After the motion to discontinue the tournaments was passed, a followup motion was brought to the table by Marion. The motion was to keep the volleyball tournament for one year and assess each team a $100 entry fee. The motion died after it received no second. There were also preliminary discussions about each school paying $700 dues by June to replace the revenue brought in by the two tournaments.

“We have been down this road before, struggling with the conference tournaments for quite a few years now,” Hotchkiss said. “I am kind of torn between the decision actually. I can see good and bad in the decision either way. I think it does water down our conference affiliation real quick because there is no tournament, but the trend is pretty clear that we were losing money. We are about $1,000 short of where we were at this time last year.”

Cornbelt basketball coaches brought the situation to the attention of the athletic directors after this year’s classic, which was in February. Coaches had two concerns with the classics. They wanted to return to the traditional tournament format, which allows teams to play two or three games, not one game. The other concern is that some of the teams could face each other three times in a season.

This was the case for the Marion and Menno girls basketball teams, which played each other three times in the regular season. The Bridgewater-Emery and Canistota girls also faced off three times, twice in the regular season and once in the District 8B basketball tournament.

“I think when the boys had their all-conference game, the coaches discussed the classic and we were all in favor of asking if we could get rid of it,” Hanson boys basketball coach Josh Oltmanns said. “As coaches, we like the fact that we could get a game with another team that we haven’t seen already. There was also a possibility you could see a team three times in a season, with the regular season, classic and the district tournament, and I know coaches didn’t like that.”

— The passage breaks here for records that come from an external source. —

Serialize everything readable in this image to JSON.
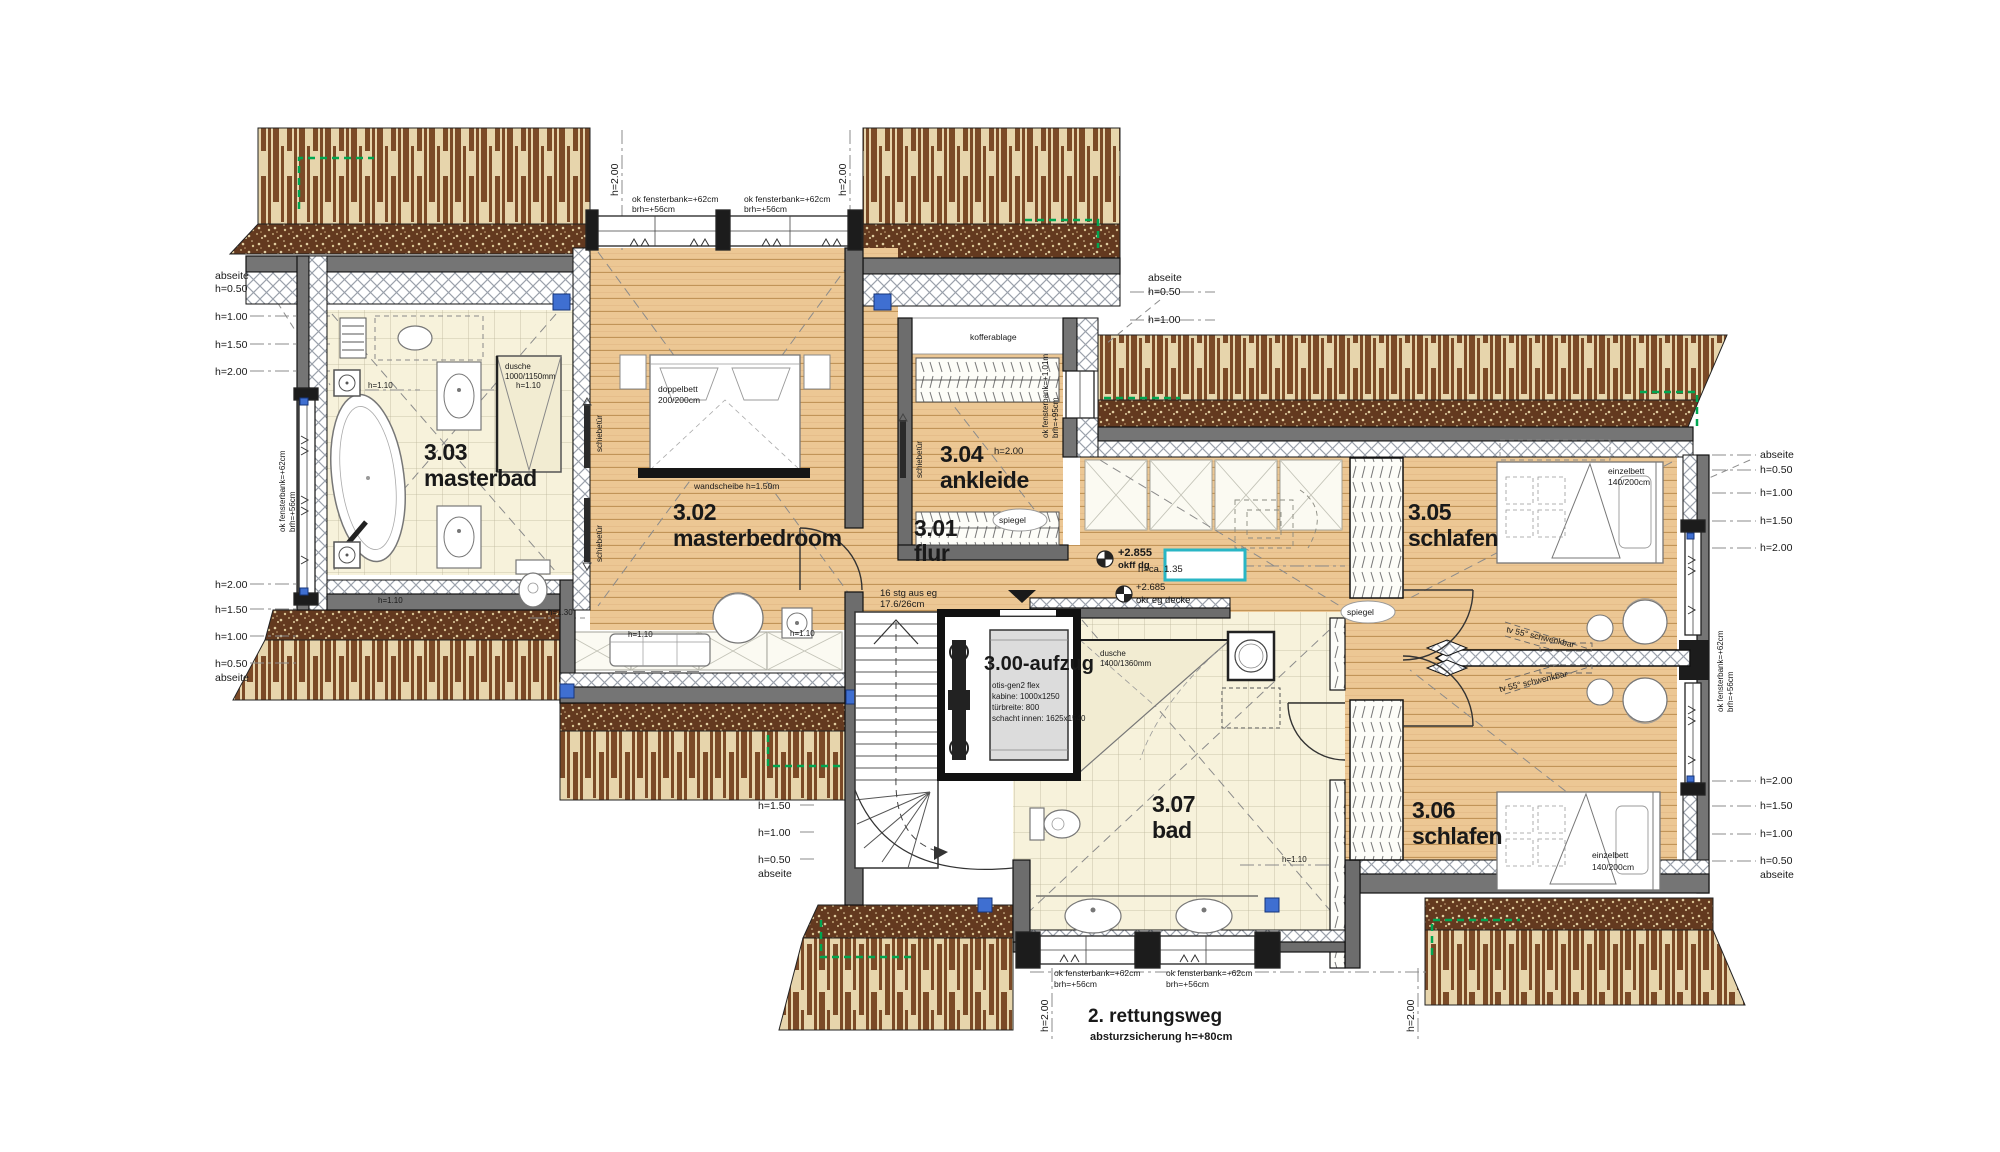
{
  "rooms": {
    "aufzug": {
      "label": "3.00-aufzug",
      "spec1": "otis-gen2 flex",
      "spec2": "kabine: 1000x1250",
      "spec3": "türbreite: 800",
      "spec4": "schacht innen: 1625x1540"
    },
    "flur": {
      "number": "3.01",
      "name": "flur"
    },
    "masterbedroom": {
      "number": "3.02",
      "name": "masterbedroom"
    },
    "masterbad": {
      "number": "3.03",
      "name": "masterbad"
    },
    "ankleide": {
      "number": "3.04",
      "name": "ankleide"
    },
    "schlafen_305": {
      "number": "3.05",
      "name": "schlafen"
    },
    "schlafen_306": {
      "number": "3.06",
      "name": "schlafen"
    },
    "bad": {
      "number": "3.07",
      "name": "bad"
    }
  },
  "escape_route": {
    "line1": "2. rettungsweg",
    "line2": "absturzsicherung  h=+80cm"
  },
  "level_marks": {
    "upper_value": "+2.855",
    "upper_ref": "okff  dg",
    "lower_value": "+2.685",
    "lower_ref": "okr  eg  decke"
  },
  "stair_note": {
    "line1": "16  stg  aus  eg",
    "line2": "17.6/26cm"
  },
  "furniture": {
    "doppelbett_line1": "doppelbett",
    "doppelbett_line2": "200/200cm",
    "einzelbett_line1": "einzelbett",
    "einzelbett_line2": "140/200cm",
    "dusche_master_line1": "dusche",
    "dusche_master_line2": "1000/1150mm",
    "dusche_bad_line1": "dusche",
    "dusche_bad_line2": "1400/1360mm",
    "tv_note": "tv  55°  schwenkbar",
    "spiegel": "spiegel",
    "kofferablage": "kofferablage",
    "wandscheibe_note": "wandscheibe  h=1.50m",
    "schiebetuer": "schiebetür"
  },
  "window_notes": {
    "sill_standard_line1": "ok  fensterbank=+62cm",
    "sill_standard_line2": "brh=+56cm",
    "sill_ankleide_line1": "ok  fensterbank=+1.01m",
    "sill_ankleide_line2": "brh=+95cm"
  },
  "height_marks": {
    "abseite": "abseite",
    "h_050": "h=0.50",
    "h_100": "h=1.00",
    "h_150": "h=1.50",
    "h_200": "h=2.00",
    "h_110": "h=1.10",
    "h_130": "h=1.30",
    "h_ca_135": "h=ca.  1.35"
  },
  "colors": {
    "wood": "#ecc794",
    "tile": "#f7f2db",
    "roof_strip": "#7b4a27",
    "roof_speckle": "#63391f",
    "wall_gray": "#757575",
    "accent_cyan": "#29b6c5",
    "accent_green": "#00a651",
    "accent_blue": "#3f6fd1"
  }
}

The conference’s volleyball coaches were also in favor of nixing the one-day tournament. Menno volleyball coach Rachel Stokes said she would like to see the tournament go back to being a tournament that gives teams the chance to play three games. Prior to the one-game format, which was adopted three years ago, both the classic and the volleyball tournament were multi-game tournaments. Hotchkiss said the conference tried an eight-team tournament, but when teams began to co-op, it threw the numbers off. After that, he said the conference went to having Class A junior varsity teams compete in the tournament.

“It really wasn’t a tournament anymore,” Stokes said, adding her athletic director Jacque Liebl is looking for an additional tournament or game to add to take up the vacancy in next year’s schedule. “I don’t like losing the tournament, but it wasn’t the best thing for the teams in our conference.”